There is a good explanation of controls and the character movement is fluid, making it easy to execute a myriad of attack combinations as well as dodge and defend.
However, the actual combat is very easy and you will hardly ever need to use anything other than your standard square attack. Aiming is completely unnecessary (and difficult to do when you want to), and button mashing square will usually be sufficient to mow down the swarms of enemies (one swipe of the blade can usually knock out every enemy in the immediate vicinity). Most enemies just stand around waiting to be struck down and are not even vaguely threatening, which serves to undermine the attack skill trees and other managerial RPG elements that exist, as you do not really need to utilize them.
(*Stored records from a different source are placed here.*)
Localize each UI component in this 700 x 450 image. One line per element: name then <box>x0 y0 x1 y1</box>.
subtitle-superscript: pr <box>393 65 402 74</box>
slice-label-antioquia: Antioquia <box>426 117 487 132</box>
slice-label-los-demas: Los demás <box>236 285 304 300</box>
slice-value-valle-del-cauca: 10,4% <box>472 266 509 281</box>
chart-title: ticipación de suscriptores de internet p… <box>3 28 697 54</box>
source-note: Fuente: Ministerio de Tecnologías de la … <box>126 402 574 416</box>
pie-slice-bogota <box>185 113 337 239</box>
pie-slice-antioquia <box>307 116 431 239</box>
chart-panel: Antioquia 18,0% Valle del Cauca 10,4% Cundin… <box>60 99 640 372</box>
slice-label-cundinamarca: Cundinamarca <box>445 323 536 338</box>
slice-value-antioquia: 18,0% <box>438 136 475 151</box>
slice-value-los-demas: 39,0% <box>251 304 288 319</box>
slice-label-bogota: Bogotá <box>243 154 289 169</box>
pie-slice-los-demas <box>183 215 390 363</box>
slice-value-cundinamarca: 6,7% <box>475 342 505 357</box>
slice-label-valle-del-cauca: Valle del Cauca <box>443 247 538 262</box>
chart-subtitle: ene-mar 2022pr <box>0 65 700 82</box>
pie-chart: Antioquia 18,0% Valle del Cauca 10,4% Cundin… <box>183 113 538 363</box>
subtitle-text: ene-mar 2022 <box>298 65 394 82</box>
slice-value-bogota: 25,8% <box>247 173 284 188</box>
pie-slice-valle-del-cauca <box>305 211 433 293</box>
When a player’s tension bar is full (after a certain number of enemies are defeated), the player can enter a super-saiyan- like state of full tension and unleash their special attack (Luceus’ coup de grace is clearly Kamehameha inspired)- a nice nod to both Dragon Ball and the states of tension of the Dragon Quest games. Further, each character does have a different fighting style (which again harks back nicely to the main title DQ games) but once again you’re really just figuring out whom you’re most comfortable pressing square with and who has the flashiest special attack.
There are also some missed opportunities with game design. For example, there is a lack of local or online multiplayer or any real interaction with other party members when fighting (they seem to be as idle as the foes they’re fighting). The menus could also have an improved layout.
Ultimately, it took me a long time to figure out how to turn “it’s a bad RPG and an easy hack-and-slash all rolled into one pretty package” into a 1000+ word article, but there you have it. To paraphrase the wise words of Obi-Wan Kenobi, if you’re a DQ fan, this is not the game you are looking for. However, if you’re a Dynasty Warriors disciple with a lot of spare time and a desire to play on autopilot, you might enjoy this title.